After extensive public consultation, the Vancouver Parks Board approved Queen Elizabeth Park as the location for the love locks sculpture.
Parks Board commissioner John Coupar said Queen Elizabeth Park, English Bay, and Kits Beach were the top three contenders, but First Nations groups had concerns about the latter two locations.
“This new board has reached out to First Nations groups and we do a lot more consultation in everything we do,” Coupar told Vancity Buzz.
“Both those areas are significant to the First Nations – those were major meeting places, so it’s more archaeological – anytime you install a piece of art, you have to do some excavation, so the sensitivity is around that.”
According to a report released by the Parks Board, 2,097 surveys were completed, which is a much higher than average response for a public consultation. In the end, 33 per cent of respondents wanted to see English Bay become home to the love lock sculpture versus 24 per cent of people who selected Queen Elizabeth Park.
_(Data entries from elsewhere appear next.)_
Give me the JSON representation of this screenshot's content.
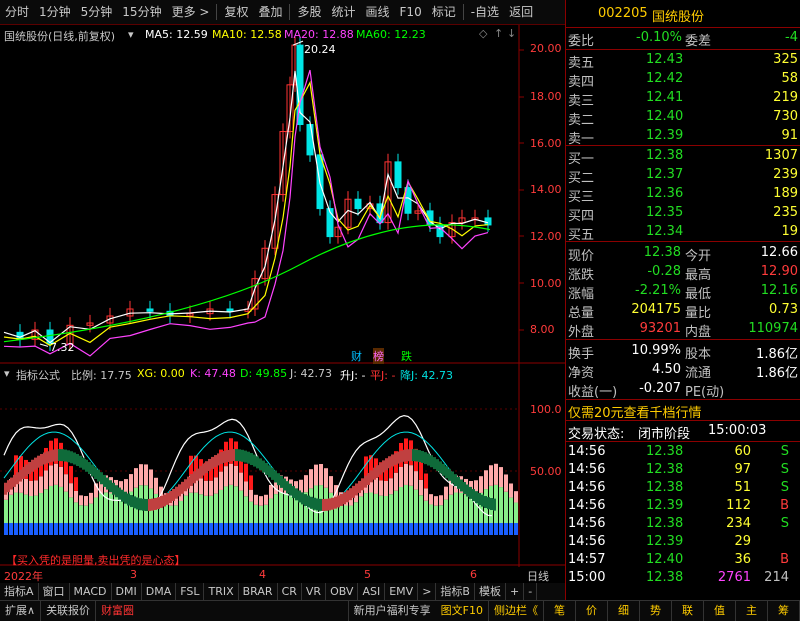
{
  "toolbar": {
    "items": [
      "分时",
      "1分钟",
      "5分钟",
      "15分钟",
      "更多 >",
      "复权",
      "叠加",
      "多股",
      "统计",
      "画线",
      "F10",
      "标记",
      "-自选",
      "返回"
    ]
  },
  "header": {
    "stock_label": "国统股份(日线,前复权)",
    "ma5": "MA5: 12.59",
    "ma10": "MA10: 12.58",
    "ma20": "MA20: 12.88",
    "ma60": "MA60: 12.23",
    "high_marker": "20.24",
    "low_marker": "7.32",
    "badges": [
      "财",
      "榜",
      "跌"
    ],
    "colors": {
      "ma5": "#ffffff",
      "ma10": "#ffff00",
      "ma20": "#ff44ff",
      "ma60": "#00ff00",
      "up": "#ff3333",
      "down": "#00ffff"
    }
  },
  "price_axis": [
    "20.00",
    "18.00",
    "16.00",
    "14.00",
    "12.00",
    "10.00",
    "8.00"
  ],
  "indicator": {
    "title": "指标公式",
    "ratio": "比例: 17.75",
    "xg": "XG: 0.00",
    "k": "K: 47.48",
    "d": "D: 49.85",
    "j": "J: 42.73",
    "up": "升J: -",
    "flat": "平J: -",
    "down": "降J: 42.73",
    "axis": [
      "100.0",
      "50.00"
    ],
    "quote": "【买入凭的是胆量,卖出凭的是心态】"
  },
  "date_axis": {
    "labels": [
      "2022年",
      "3",
      "4",
      "5",
      "6"
    ],
    "period": "日线"
  },
  "indicator_tabs": [
    "指标A",
    "窗口",
    "MACD",
    "DMI",
    "DMA",
    "FSL",
    "TRIX",
    "BRAR",
    "CR",
    "VR",
    "OBV",
    "ASI",
    "EMV",
    ">",
    "指标B",
    "模板",
    "+",
    "-"
  ],
  "status_bar": {
    "left": [
      "扩展∧",
      "关联报价",
      "财富圈"
    ],
    "news": "新用户福利专享",
    "f10": "图文F10",
    "side": "侧边栏《",
    "right_buttons": [
      "笔",
      "价",
      "细",
      "势",
      "联",
      "值",
      "主",
      "筹"
    ]
  },
  "quote_panel": {
    "code": "002205",
    "name": "国统股份",
    "weibi_label": "委比",
    "weibi": "-0.10%",
    "weicha_label": "委差",
    "weicha": "-4",
    "asks": [
      {
        "label": "卖五",
        "price": "12.43",
        "vol": "325"
      },
      {
        "label": "卖四",
        "price": "12.42",
        "vol": "58"
      },
      {
        "label": "卖三",
        "price": "12.41",
        "vol": "219"
      },
      {
        "label": "卖二",
        "price": "12.40",
        "vol": "730"
      },
      {
        "label": "卖一",
        "price": "12.39",
        "vol": "91"
      }
    ],
    "bids": [
      {
        "label": "买一",
        "price": "12.38",
        "vol": "1307"
      },
      {
        "label": "买二",
        "price": "12.37",
        "vol": "239"
      },
      {
        "label": "买三",
        "price": "12.36",
        "vol": "189"
      },
      {
        "label": "买四",
        "price": "12.35",
        "vol": "235"
      },
      {
        "label": "买五",
        "price": "12.34",
        "vol": "19"
      }
    ],
    "stats": [
      {
        "l1": "现价",
        "v1": "12.38",
        "c1": "green",
        "l2": "今开",
        "v2": "12.66",
        "c2": "white"
      },
      {
        "l1": "涨跌",
        "v1": "-0.28",
        "c1": "green",
        "l2": "最高",
        "v2": "12.90",
        "c2": "red"
      },
      {
        "l1": "涨幅",
        "v1": "-2.21%",
        "c1": "green",
        "l2": "最低",
        "v2": "12.16",
        "c2": "green"
      },
      {
        "l1": "总量",
        "v1": "204175",
        "c1": "yellow",
        "l2": "量比",
        "v2": "0.73",
        "c2": "yellow"
      },
      {
        "l1": "外盘",
        "v1": "93201",
        "c1": "red",
        "l2": "内盘",
        "v2": "110974",
        "c2": "green"
      }
    ],
    "stats2": [
      {
        "l1": "换手",
        "v1": "10.99%",
        "l2": "股本",
        "v2": "1.86亿"
      },
      {
        "l1": "净资",
        "v1": "4.50",
        "l2": "流通",
        "v2": "1.86亿"
      },
      {
        "l1": "收益(一)",
        "v1": "-0.207",
        "l2": "PE(动)",
        "v2": ""
      }
    ],
    "promo": "仅需20元查看千档行情",
    "trade_status_label": "交易状态:",
    "trade_status": "闭市阶段",
    "trade_time": "15:00:03",
    "ticks": [
      {
        "t": "14:56",
        "p": "12.38",
        "v": "60",
        "f": "S"
      },
      {
        "t": "14:56",
        "p": "12.38",
        "v": "97",
        "f": "S"
      },
      {
        "t": "14:56",
        "p": "12.38",
        "v": "51",
        "f": "S"
      },
      {
        "t": "14:56",
        "p": "12.39",
        "v": "112",
        "f": "B"
      },
      {
        "t": "14:56",
        "p": "12.38",
        "v": "234",
        "f": "S"
      },
      {
        "t": "14:56",
        "p": "12.39",
        "v": "29",
        "f": ""
      },
      {
        "t": "14:57",
        "p": "12.40",
        "v": "36",
        "f": "B"
      },
      {
        "t": "15:00",
        "p": "12.38",
        "v": "2761",
        "f": "214"
      }
    ]
  }
}
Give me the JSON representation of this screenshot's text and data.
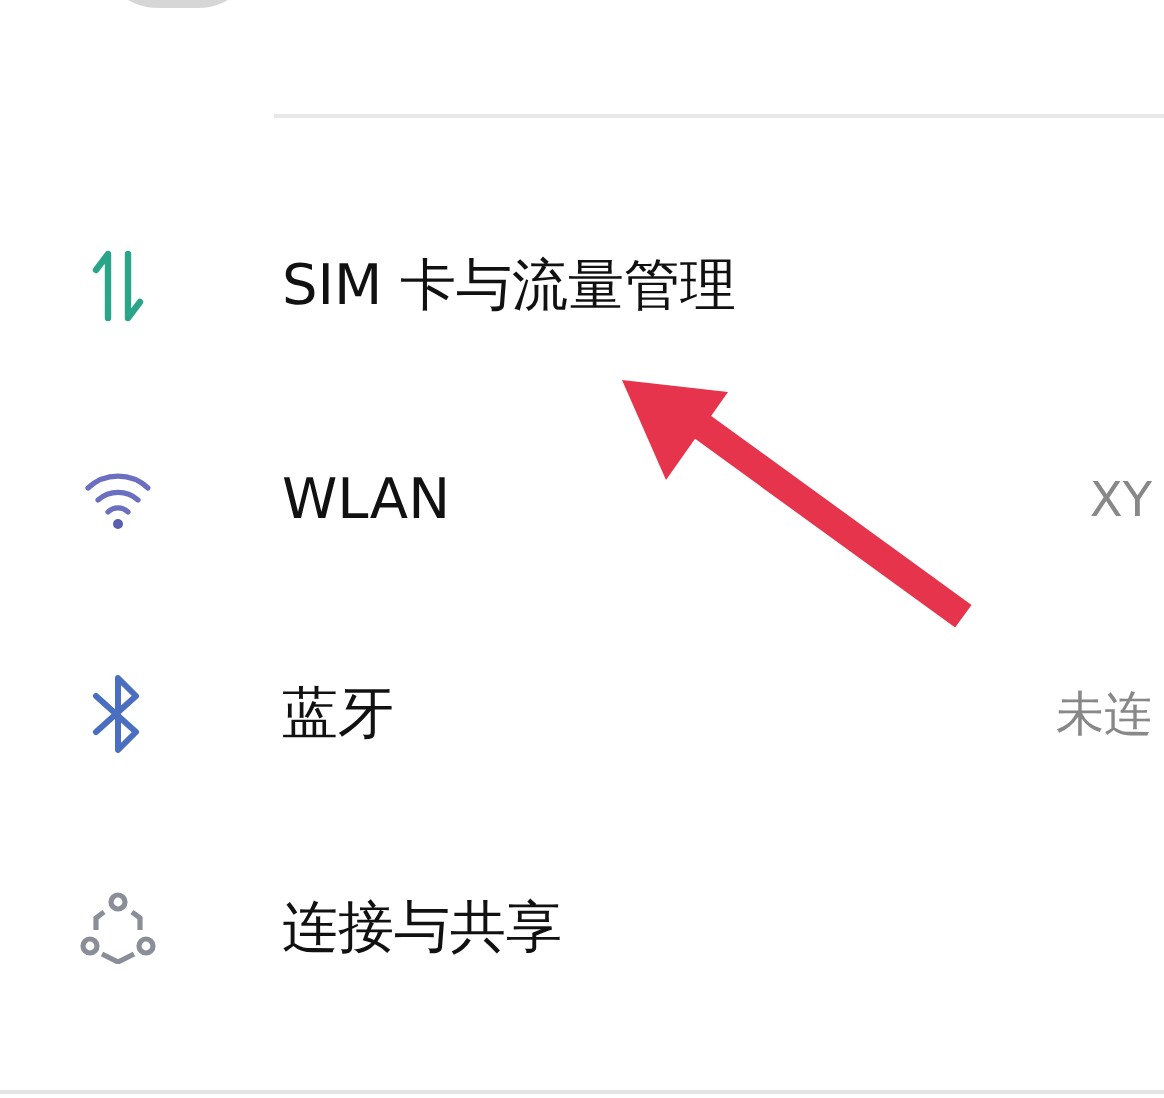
{
  "settings_items": [
    {
      "kind": "sim",
      "label": "SIM 卡与流量管理"
    },
    {
      "kind": "wifi",
      "label": "WLAN",
      "value": "XY"
    },
    {
      "kind": "bluetooth",
      "label": "蓝牙",
      "value": "未连"
    },
    {
      "kind": "share",
      "label": "连接与共享"
    }
  ]
}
The survey ran from August 19 to September 16. Around 57 per cent of respondents liked the idea, while 29 per cent were opposed to it. Fourteen per cent were neutral and respondents were overwhelmingly female.
In the end, Coupar thinks the more romantic location was chosen by the board.
“There’s a lot of weddings there – it’s kind of symbolic of love up there. The wedding pavilion is there, people visit the Bloedel Conservatory, it’s a very romantic place,” he said.
Two possible locations in Queen Elizabeth Park include the grassy knoll near the terminus of the zip line and a slope near the wedding permitted area.
The love locks phenomenon originated in Paris, most famously on the Ponts des Arts bridge, where lovebirds affixed locks to the railings to show their undying commitment to one another. More than one million locks had been clamped onto the bridge before they were all removed this past summer over safety concerns; a portion of the bridge fell into the Seine River under the weight in 2014.
Burrard Bridge was the unofficial love locks location in Vancouver, but the locks were removed in 2013 over concerns of debris falling onto boats and people in False Creek.
Coupar said the artist hasn’t been chosen yet, but he imagines there will be many applicants. Funding for the project will come out of the Parks Board’s 2015 capital reserve, although we likely won’t see the sculpture until nine to 12 months down the line in 2016.